墓室内并没有发现有价值的陪葬品碎片等留下来的痕迹,现场完全被有意破环。

破坏现场原因一是要毁坏证据。二也或者正因为墓室是空的,他们的劳动并没有得到收获,才一怒之下,把墓室内破坏了。盗墓者如果发现墓室本身就是空的,应该会马上离开。

墙上残存的壁画内容大多无法辨识,穹顶上有一个较为完整的人,唯独眼睛被破坏了,根据人物的服饰特征可以看出来是一位正在写字的和尚。墓室里出现僧人并不多见,一般的墓室壁画多半是死者生前的写照,由此可以肯定这座古墓的主人是一位得道的高僧。

盗掘僧人的墓葬,恰好与七个盗洞相关联,证明盗墓者并非专业团伙,毕竟僧人的墓葬多半不会有贵重随葬品,这与他们求财的初衷并不吻合。

由于现场并没有发现墓志一类的文字记录,所以墓主身份的确定仍缺少证据。

现场遗留下来的脚印是同一款式的鞋子,花纹也很容易辨识,是市面上随处可见的黑色胶靴,在村镇上每家都会有的务农工具。唯一令我怀疑的一点便是案发人,但又无法肯定我的推断是否合理。

下午三点钟,东方羽在村长的陪同下找到了第一案发人王大栓。

一边转过狭窄的山路,村长回过头解释说:

“警官,王大栓害怕惹上麻烦,便躲在村上的祠堂里。他是个本分的人,就是胆子小。”

转过弯便来到一条宽敞的石板路,祠堂就在村口的位置,背山靠水,是一块风水宝地。村长笑呵呵的推开祠堂的大门,一眼望进祠堂,一个人影正跪在牌位前磕头,见有人推门进来,竟吓的瘫坐在地上。

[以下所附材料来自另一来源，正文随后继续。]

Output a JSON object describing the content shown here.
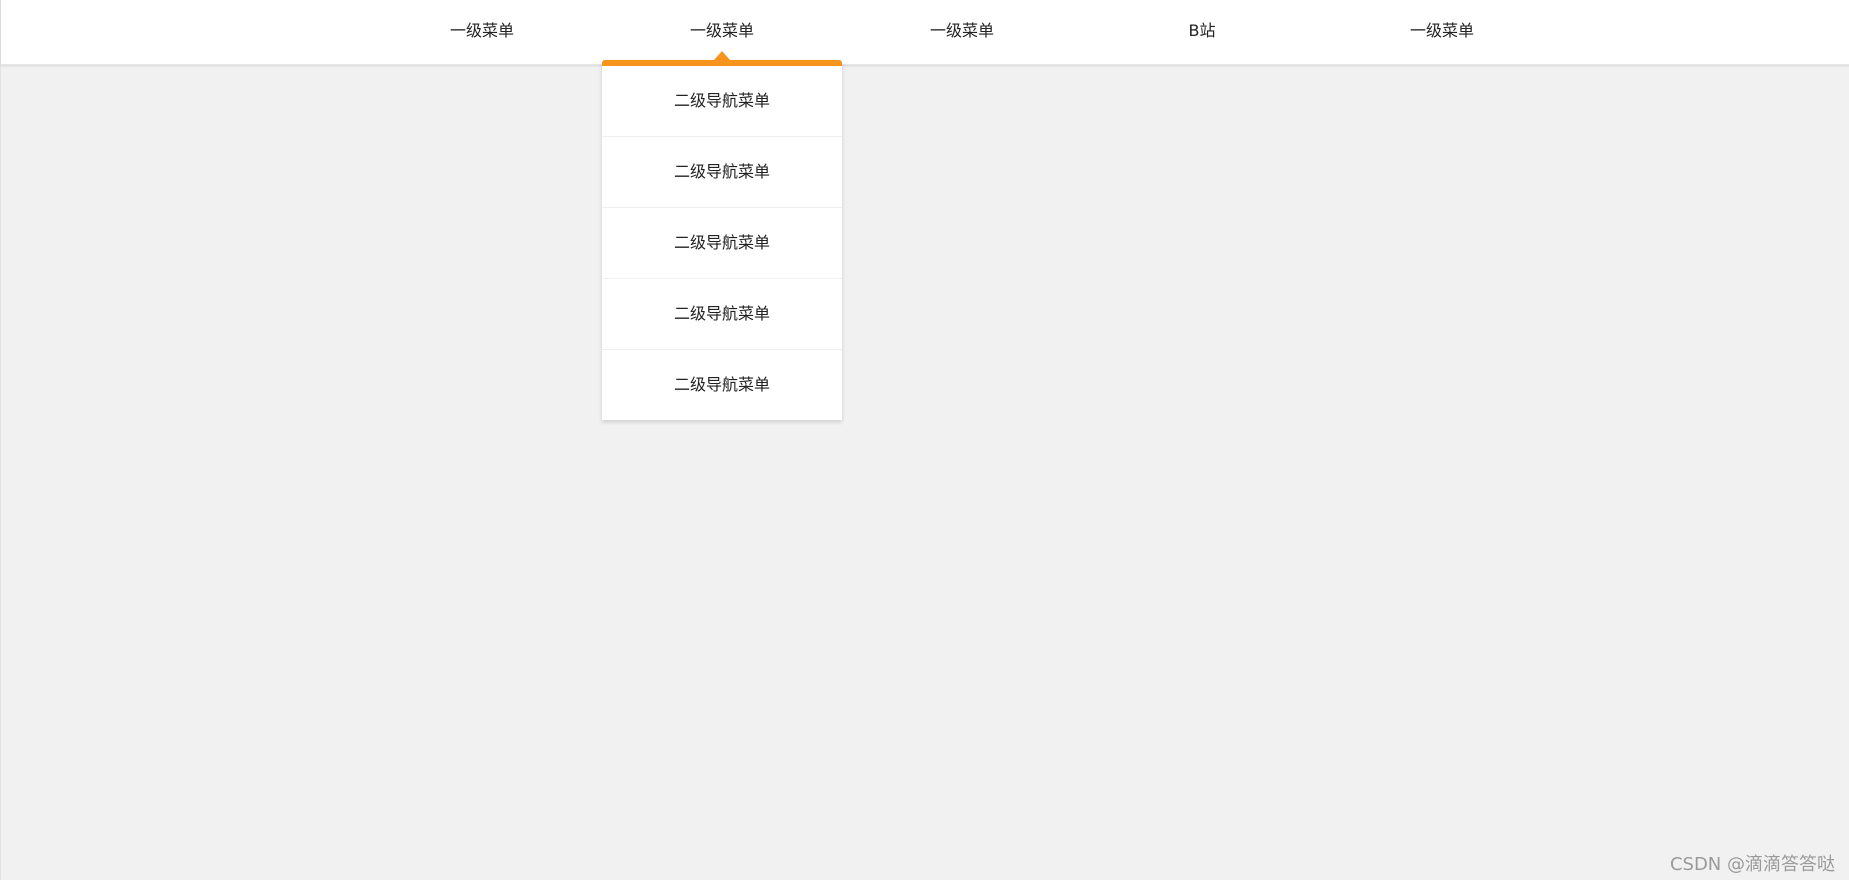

村长转脸便怒目圆睁,大吼道:“你躲什么,没做亏心事不怕鬼敲门,尽给老祖宗丢脸……”

他又转向东方羽微笑说:“他没见过世面,胆子小,遇到事儿就瘫了,是个老实人,早上跑我家去时,吓的裤子都尿湿了。”

东方羽并没有理会村长的解释,双手交叉在胸前,站在天井下面,盯着正前方的排位看。村长说话功夫,王大栓双手撑地,缓慢站了起来。

“您前天也是同样的时间上山采药的吗?”东方羽随意的问道,并没有正式的审讯,打量着祠堂里面的摆设。

“是的。”他的声音有些颤抖。

“那走到那段路的时候有没有与往常不同的地方?”东方羽凭着自己多年的办案经验已经察觉到王大栓一些不寻常的表现,便加快询问的频率。

“没有。”

“昨天呢?”

“没有。”

“今天呢?”

“没有,有,有。”王大栓睁大眼睛,从他眼神里流露出来一些畏惧。然而并非真的因为东方羽的问话而惶恐,像是早已经组织好该怎么应对警方的询问,做出相应的肢体甚至眼神的转换。

“你说说。”东方羽突然回过头盯着他。

“坟被挖了。”

“好,就到这里吧,没事了。”

出了祠堂,村长原本打算留东方羽吃饭,而东方羽脸上露出类似微笑却并非微笑的表情,看着在一旁打颤的王大栓,让村长回去好好安抚他,便转身离开了。

祠堂前面是一条小河,河水很清澈,河岸上长满了青草。一座石板桥横跨在靠近祠堂右边的路口,东方羽走到石板桥上,点上一支烟,回头看一眼庄严的祠堂,又把头垂下抽烟,他陷入沉思中。桥下的流水清澈见底,流水冲刷着石板桥下的石块,“哗哗”作响,像是温柔女孩子的软语微言。

流水的声音款款而来,沁透心脾。东方羽恍然之间被这里的清净所惊动,眼前河面上倒映着蓝天白云,蓝天白云的影子随着流水轻轻波澜,他不禁抬起头望向天空,从新审视案件般从新审视身处的环境。直到烟头烫到手指,他才从沉静中跳跃出来。

远处的山连成一个像月牙般的半圆,小河像是天上的银河轻轻从山的脚下蜿蜒而过,村落像是有意的安静摆放在山脚山坡,每一棵树木,每一块石,都显得得体自然。

深邃的洞箫声闯过丛林,怕会吵扰到每家每户绕过村子,随着流水渐渐远去。东方羽侧耳倾听,他听不出音律,只是感觉洞箫的声响如同天籁般将自己带入神仙之境。他抬眼寻找洞箫声所在之处,远远的青砖黛瓦间,一个年轻的身影倚在古老的老墙边,柳树下面。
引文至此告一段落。